According to AI pioneer Geoffrey Hinton, machine-learning types of artificial intelligence will result in a revolution in computer systems, a new kind of hardware-software union that can put AI in your toaster.
According to Hinton, who gave the final keynote address on Thursday at the NeurIPS conference in New Orleans, the machine learning research community has been slow to appreciate the implications of deep learning for how computers are created.
What he believes is that we’re going to see a very different form of computer, not in a few years, but there are plenty of good reasons to look at this totally other type of computer, he continued.
To date, every digital computer has been designed to be “immortal,” with hardware that is dependable enough to execute the same software anywhere. The knowledge is immortal. We can execute the same programs on various physical hardware.
According to Hinton, this restriction prevents digital computers from taking advantage of all kinds of variable, stochastic, flaky, analog, unstable qualities of the hardware, which might be very beneficial to us. To allow two different bits of hardware to perform exactly the same way at the level of the instructions would require too many unreliable factors.
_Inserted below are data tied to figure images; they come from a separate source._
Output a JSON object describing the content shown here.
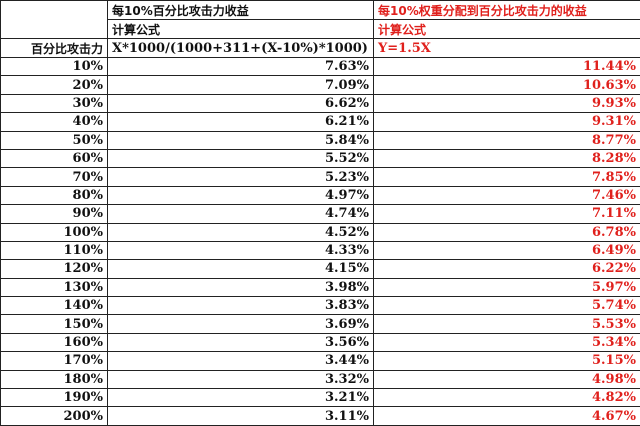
{
  "header": {
    "col2_title": "每10%百分比攻击力收益",
    "col3_title": "每10%权重分配到百分比攻击力的收益",
    "col2_formula_label": "计算公式",
    "col3_formula_label": "计算公式",
    "col1_label": "百分比攻击力",
    "col2_formula": "X*1000/(1000+311+(X-10%)*1000)",
    "col3_formula": "Y=1.5X"
  },
  "colors": {
    "red": "#e0201c"
  },
  "rows": [
    {
      "pct": "10%",
      "gain": "7.63%",
      "weighted": "11.44%"
    },
    {
      "pct": "20%",
      "gain": "7.09%",
      "weighted": "10.63%"
    },
    {
      "pct": "30%",
      "gain": "6.62%",
      "weighted": "9.93%"
    },
    {
      "pct": "40%",
      "gain": "6.21%",
      "weighted": "9.31%"
    },
    {
      "pct": "50%",
      "gain": "5.84%",
      "weighted": "8.77%"
    },
    {
      "pct": "60%",
      "gain": "5.52%",
      "weighted": "8.28%"
    },
    {
      "pct": "70%",
      "gain": "5.23%",
      "weighted": "7.85%"
    },
    {
      "pct": "80%",
      "gain": "4.97%",
      "weighted": "7.46%"
    },
    {
      "pct": "90%",
      "gain": "4.74%",
      "weighted": "7.11%"
    },
    {
      "pct": "100%",
      "gain": "4.52%",
      "weighted": "6.78%"
    },
    {
      "pct": "110%",
      "gain": "4.33%",
      "weighted": "6.49%"
    },
    {
      "pct": "120%",
      "gain": "4.15%",
      "weighted": "6.22%"
    },
    {
      "pct": "130%",
      "gain": "3.98%",
      "weighted": "5.97%"
    },
    {
      "pct": "140%",
      "gain": "3.83%",
      "weighted": "5.74%"
    },
    {
      "pct": "150%",
      "gain": "3.69%",
      "weighted": "5.53%"
    },
    {
      "pct": "160%",
      "gain": "3.56%",
      "weighted": "5.34%"
    },
    {
      "pct": "170%",
      "gain": "3.44%",
      "weighted": "5.15%"
    },
    {
      "pct": "180%",
      "gain": "3.32%",
      "weighted": "4.98%"
    },
    {
      "pct": "190%",
      "gain": "3.21%",
      "weighted": "4.82%"
    },
    {
      "pct": "200%",
      "gain": "3.11%",
      "weighted": "4.67%"
    }
  ]
}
According to Hinton, future computer systems will adopt a different strategy: they will be “neuromorphic” and “mortal,” which means that each computer will be closely linked to software that simulates neural nets and messy hardware, in the sense that it has analog rather than digital components and can incorporate elements of uncertainty as well as evolve over time.
The alternative to that, though, is to say that they are going to give up on the separation of hardware and software, which computer scientists strongly dislike since it attacks one of their fundamental ideas, said Hinton.
They are going to perform what he refers to as mortal computation, in which the hardware and the knowledge that the system has gained are intertwined.
He claimed that it was possible to “grow” these mortal computers rather than using expensive chip manufacturing facilities.
If they achieve that, he continued, referring to a decades-old type of experimental chip that is based on non-linear circuit components, we can use extremely low-power analog computation, you can have trillion-way parallelism utilizing things like memristors for the weights.
You could likewise grow hardware without understanding the precise quality of the particular behaviour of various bits of hardware.
Hilton informed the NeurIPS audience that the new mortal computers will not replace traditional digital computers. It won’t be the computer that controls your bank account and knows exactly how much money you have, Hinton explained.
It will be used to install something else in your toaster for a dollar, such as GPT-3, so that it can run on a few watts and converse with you.
As a result of his research from a decade ago, “ImageNet Classification with Deep Convolutional Neural Networks,” which he co-authored with his graduate students Alex Krizhevsky and Ilya Sutskever, Hinton was asked to present at the conference. The article received the “Test of Time” award from the conference for having “a major impact” on the field. The study, which was released in 2012, was the first time a convolutional neural network took part in the ImageNet image recognition competition at a human level. It also served as the catalyst for the present AI era.
Hinton co-founded the Deep Learning Conspiracy with two other ACM Turing award winners, Yann LeCun of Meta, and Yoshua Bengio of Montreal’s MILA institute for AI. The Deep Learning Conspiracy revived the dormant field of machine learning. Hinton received the award, which is equivalent to the Nobel Prize in the field of computer science.
Hinton is considered to be AI royalty in this regard.
In the majority of his invited session, Hinton discussed a novel method for building neural networks termed a forward-forward network, which does away with the backpropagation method employed in nearly all neural networks. He suggested that by removing back-prop, forward-forward nets might more accurately mimic what actually occurs in the brain.
Hinton, an emeritus professor at the University of Toronto, has a draught article on the forward-forward work available online (PDF).
According to Hinton, the forward-forward strategy might work well with the hardware for mortal computation.
In order for something similar to happen, Hinton said, we need a learning method that will operate in a specific piece of hardware, and we learn to make advantage of the specific qualities of that particular piece of hardware without understanding what those properties are. However, the forward-forward algorithm strikes me as a strong contender for what that tiny method might be.
People’s attachment to the dependability of running a piece of software on millions of devices, he claimed, is a barrier to developing the new analog mortal computers.
Instead, he advised, you’d replace that by requiring each of those cell phones to start out as a baby cell phone and learn how to be a cell phone. And that hurts a lot.
Even the most skilled engineers in the field will be reluctant to abandon the paradigm of perfect, identical everlasting computers due to their fear of the unknown.
There are still very few people who are willing to give up on immortality among those who are interested in analog computation, he said. According to him, this occurs as a result of the attachment to consistency and predictability. You’ve got a huge problem with all these stray electric gadgets and stuff. if you want your analog devices to always do the same action.